This repository contains Halmstad University submissions to EFaR-2023, Efficient Face Recognition Competition at IJCB 2023, the IEEE/IAPR International Joint Conference on Biometrics 2023.
Please consider citing the paper if you use in your research the models shared here: J. N. Kolf, F. Boutros, J. Elliesen, M. Theuerkauf, N. Damer, M. Alansarir, O. A. Hay, S. Alansari, S. Javed, N. Werghi, K. Grm, V. Struc, F. Alonso-Fernandez, K. Hernandez Diaz, J. Bigun, A. George, C. Ecabert, H. O. Shahreza, K. Kotwal, S. Marcel, I. Medvedev, J. Bo, D. Nunes, A. Hassanpour, P. Khatiwada, A. A. Toor, B. Yang, “EFaR 2023: Efficient Face Recognition Competition”, Proc. IEEE/IAPR International Joint Conference on Biometrics, IJCB, Ljubljana, Slovenia, Sep 25-28, 2023
The models are an implementation of the MobileNetv2 and SqueezeNet CNNs (very lightweight architectures of just 8.15 and 4.55MB respectively) to carry out face recognition. They are trained on the MS-Celeb-1M and VGGFace2 databases (6.47M images in total). The networks have undergone a double fine-tuning, first over the MS1M-RetinaFace cleaned set (35k users/3.16M images, only users with more than 70 images), and then over VGGFace2 (9k users/3.31M images). Although VGG2 contains fewer users, it has more intra-class diversity due to more images per user. Due to this fact, the double fine-tuning strategy employed has shown increased performance compared to training the models only with one database, especially if it has few images per identity. This double fine-tuning implementation is suggested in the paper VGGFace2: A dataset for recognising faces across pose and age.
The models are referred to as HH-MB2 and HH-SQ in the competition. We take ImageNet pre-trained networks as starting point. We have also added batch normalization between convolutions and ReLU layers of SqueezeNet, which are missing in its original implementation. Both CNNs have been modified to employ an input size of 113x113 by changing the stride of the first convolutional layer from 2 to 1. This allows to keep the rest of the network unchanged and to reuse ImageNet parameters as starting model.
The networks are trained for biometric identification using the soft-max function and ImageNet as initialization. The optimizer is SGDM (mini-batch=128, learning rate=0.01, 0.005, 0.001, and 0.0001, decreased when the validation loss plateaus). Two percent of images per user in the training set are set aside for validation. We apply horizontal random flip during training. We train with Matlab r2022b and use the ImageNet pre-trained model that comes with such release.

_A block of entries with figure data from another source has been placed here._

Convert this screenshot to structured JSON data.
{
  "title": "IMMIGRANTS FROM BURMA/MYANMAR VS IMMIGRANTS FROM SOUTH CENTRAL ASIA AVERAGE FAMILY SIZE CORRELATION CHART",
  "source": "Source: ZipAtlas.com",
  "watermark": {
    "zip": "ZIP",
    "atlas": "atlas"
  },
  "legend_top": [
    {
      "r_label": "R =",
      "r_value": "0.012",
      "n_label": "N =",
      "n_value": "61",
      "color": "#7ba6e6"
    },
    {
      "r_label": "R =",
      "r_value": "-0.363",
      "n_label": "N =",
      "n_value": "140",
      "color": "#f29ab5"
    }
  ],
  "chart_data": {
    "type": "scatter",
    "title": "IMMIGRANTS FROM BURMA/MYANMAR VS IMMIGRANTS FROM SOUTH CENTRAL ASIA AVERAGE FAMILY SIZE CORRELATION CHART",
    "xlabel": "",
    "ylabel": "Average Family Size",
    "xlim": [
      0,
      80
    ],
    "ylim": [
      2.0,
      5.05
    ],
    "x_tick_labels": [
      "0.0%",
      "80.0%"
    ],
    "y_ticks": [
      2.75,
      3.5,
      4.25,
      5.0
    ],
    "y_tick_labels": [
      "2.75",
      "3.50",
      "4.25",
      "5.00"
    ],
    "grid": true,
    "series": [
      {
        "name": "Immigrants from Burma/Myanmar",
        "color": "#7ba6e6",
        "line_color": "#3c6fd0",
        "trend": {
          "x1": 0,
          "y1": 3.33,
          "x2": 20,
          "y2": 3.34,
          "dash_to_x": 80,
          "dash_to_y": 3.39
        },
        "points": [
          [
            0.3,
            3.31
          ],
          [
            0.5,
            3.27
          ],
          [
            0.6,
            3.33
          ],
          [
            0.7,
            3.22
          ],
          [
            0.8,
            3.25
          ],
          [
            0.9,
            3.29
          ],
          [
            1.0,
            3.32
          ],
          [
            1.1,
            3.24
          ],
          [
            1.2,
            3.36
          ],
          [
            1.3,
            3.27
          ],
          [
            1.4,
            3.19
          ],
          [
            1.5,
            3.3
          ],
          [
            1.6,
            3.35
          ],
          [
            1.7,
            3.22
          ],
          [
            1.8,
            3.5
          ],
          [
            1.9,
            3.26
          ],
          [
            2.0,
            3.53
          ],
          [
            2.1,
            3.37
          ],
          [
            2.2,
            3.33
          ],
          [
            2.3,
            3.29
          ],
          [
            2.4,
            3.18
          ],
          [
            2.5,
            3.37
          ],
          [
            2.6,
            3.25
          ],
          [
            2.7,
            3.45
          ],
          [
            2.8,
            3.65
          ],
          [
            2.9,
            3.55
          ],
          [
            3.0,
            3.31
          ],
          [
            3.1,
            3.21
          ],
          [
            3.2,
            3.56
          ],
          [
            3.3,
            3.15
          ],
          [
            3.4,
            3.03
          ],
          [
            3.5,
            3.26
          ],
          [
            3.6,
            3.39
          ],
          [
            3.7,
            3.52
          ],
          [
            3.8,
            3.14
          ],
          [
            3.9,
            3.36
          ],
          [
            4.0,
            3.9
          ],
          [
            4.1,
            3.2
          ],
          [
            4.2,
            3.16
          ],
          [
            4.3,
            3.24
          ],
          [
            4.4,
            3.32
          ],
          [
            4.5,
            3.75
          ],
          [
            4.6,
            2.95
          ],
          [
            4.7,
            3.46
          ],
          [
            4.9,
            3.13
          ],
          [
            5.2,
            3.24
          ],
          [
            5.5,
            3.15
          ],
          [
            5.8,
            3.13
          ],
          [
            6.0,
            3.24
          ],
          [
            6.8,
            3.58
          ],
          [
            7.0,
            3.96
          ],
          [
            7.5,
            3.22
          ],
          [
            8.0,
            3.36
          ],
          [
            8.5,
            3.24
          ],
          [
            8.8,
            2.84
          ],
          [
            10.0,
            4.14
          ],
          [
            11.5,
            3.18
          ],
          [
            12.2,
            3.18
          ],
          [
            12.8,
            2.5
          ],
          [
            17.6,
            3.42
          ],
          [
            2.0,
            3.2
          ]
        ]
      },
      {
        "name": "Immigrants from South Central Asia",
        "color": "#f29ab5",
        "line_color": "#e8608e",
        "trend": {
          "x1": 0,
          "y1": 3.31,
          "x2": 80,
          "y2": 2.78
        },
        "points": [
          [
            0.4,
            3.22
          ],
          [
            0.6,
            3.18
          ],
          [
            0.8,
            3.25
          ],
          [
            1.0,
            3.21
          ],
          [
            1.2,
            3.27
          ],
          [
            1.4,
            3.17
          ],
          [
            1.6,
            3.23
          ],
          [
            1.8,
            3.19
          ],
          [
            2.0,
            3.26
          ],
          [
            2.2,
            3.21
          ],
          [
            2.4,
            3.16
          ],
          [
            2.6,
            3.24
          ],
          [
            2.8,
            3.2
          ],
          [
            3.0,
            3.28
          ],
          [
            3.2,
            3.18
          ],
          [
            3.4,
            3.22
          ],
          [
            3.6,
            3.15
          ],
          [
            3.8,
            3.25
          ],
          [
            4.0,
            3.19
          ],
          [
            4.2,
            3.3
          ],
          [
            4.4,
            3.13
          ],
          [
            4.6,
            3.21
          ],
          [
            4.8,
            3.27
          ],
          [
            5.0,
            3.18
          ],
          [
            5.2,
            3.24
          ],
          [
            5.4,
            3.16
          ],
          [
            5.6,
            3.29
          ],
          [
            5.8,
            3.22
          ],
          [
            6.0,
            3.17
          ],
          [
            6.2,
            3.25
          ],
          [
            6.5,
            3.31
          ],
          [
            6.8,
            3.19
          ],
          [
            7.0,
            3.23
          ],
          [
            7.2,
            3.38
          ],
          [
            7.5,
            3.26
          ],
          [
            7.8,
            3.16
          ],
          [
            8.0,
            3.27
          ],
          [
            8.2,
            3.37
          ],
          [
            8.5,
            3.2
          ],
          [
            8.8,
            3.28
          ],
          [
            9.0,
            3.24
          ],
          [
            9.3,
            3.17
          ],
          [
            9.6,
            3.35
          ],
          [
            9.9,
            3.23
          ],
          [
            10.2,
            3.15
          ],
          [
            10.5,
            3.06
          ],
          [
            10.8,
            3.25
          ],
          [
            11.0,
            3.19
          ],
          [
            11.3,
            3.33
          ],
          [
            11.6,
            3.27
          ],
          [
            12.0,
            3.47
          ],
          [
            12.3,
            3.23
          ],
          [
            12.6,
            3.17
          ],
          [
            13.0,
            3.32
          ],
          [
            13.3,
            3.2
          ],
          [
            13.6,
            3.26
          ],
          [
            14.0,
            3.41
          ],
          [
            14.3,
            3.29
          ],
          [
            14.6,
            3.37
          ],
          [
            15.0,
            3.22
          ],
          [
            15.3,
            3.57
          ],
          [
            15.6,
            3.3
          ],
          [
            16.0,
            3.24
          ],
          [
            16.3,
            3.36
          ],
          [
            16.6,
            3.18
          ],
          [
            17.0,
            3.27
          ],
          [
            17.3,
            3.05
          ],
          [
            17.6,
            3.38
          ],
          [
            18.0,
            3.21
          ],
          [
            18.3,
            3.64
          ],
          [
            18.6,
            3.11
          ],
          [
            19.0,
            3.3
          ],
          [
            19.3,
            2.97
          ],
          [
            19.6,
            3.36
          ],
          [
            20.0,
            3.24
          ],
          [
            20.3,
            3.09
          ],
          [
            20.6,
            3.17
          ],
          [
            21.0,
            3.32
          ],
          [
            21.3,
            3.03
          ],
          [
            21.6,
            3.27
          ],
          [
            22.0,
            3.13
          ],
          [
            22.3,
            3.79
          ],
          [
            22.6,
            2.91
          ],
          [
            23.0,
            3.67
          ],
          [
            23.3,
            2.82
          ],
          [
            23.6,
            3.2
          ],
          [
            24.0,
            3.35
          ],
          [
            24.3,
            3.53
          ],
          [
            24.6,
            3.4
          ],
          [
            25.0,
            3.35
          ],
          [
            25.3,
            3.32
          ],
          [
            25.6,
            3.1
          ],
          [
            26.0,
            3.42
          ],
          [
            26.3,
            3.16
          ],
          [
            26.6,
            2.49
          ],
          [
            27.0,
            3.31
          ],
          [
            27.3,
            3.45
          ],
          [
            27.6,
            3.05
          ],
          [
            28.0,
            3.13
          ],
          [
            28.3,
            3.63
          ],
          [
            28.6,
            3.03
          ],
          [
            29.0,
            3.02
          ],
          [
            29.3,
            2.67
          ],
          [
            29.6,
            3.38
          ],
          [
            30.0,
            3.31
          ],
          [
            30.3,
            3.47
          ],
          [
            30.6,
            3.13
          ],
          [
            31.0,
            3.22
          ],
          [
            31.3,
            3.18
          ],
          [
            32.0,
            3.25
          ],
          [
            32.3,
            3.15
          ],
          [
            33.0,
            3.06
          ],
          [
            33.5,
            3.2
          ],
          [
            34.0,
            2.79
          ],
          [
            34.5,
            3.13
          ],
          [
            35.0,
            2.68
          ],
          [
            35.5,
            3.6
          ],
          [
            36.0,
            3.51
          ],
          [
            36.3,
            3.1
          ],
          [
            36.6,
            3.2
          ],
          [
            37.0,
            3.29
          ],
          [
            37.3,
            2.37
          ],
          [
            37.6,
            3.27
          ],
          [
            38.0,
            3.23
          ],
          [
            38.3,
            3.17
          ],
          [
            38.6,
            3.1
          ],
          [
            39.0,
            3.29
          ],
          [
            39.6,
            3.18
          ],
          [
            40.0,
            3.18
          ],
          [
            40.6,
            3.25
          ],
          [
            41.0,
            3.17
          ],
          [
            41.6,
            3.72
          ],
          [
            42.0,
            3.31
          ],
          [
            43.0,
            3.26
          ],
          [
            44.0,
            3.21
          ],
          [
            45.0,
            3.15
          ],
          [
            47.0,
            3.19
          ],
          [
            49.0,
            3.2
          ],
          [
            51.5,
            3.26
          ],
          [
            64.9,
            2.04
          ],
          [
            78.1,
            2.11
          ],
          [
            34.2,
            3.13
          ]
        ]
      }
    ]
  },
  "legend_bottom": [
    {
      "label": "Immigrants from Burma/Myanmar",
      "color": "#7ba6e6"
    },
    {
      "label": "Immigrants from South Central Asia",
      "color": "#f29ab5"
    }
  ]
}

After training, feature vectors for biometric verification are extracted from the layer adjacent to the classification layer (i.e., the Global Average Pooling). This corresponds to a descriptor of 1280 (HH-MB2) and 1000 (HH-SQ) elements.
- Matlab software (tested in r2022b). We also provide the onnx models exported using the Matlab function "exportONNXNetwork".
- See readme_usage.txt file. A feature extraction script is also provided.
- Input images must be of 113 x 113.
- We follow the tight crop of VGGFace2, with an extra 30% increase of the face bounding box, so some contextual information is added aound the face. See attached examples to see how the input images should look like. The bounding box of VGG2 images is resized so the shortest side of the image has 129 pixels. Then, a 113x113 crop is taken.
- The network is trained with images with some random displacement in horizontal and vertical dimensions (by taking a random 113x113 crop of the image during training), so it should be somehow tolerant to non-centered faces, althought it has not been tested (during testing, we only employ the center 113x113 crop of the bounding box). Bounding boxes provided with the VGG2 database are obtained using the MTCNN detector. See the VGGFace2 paper for more details.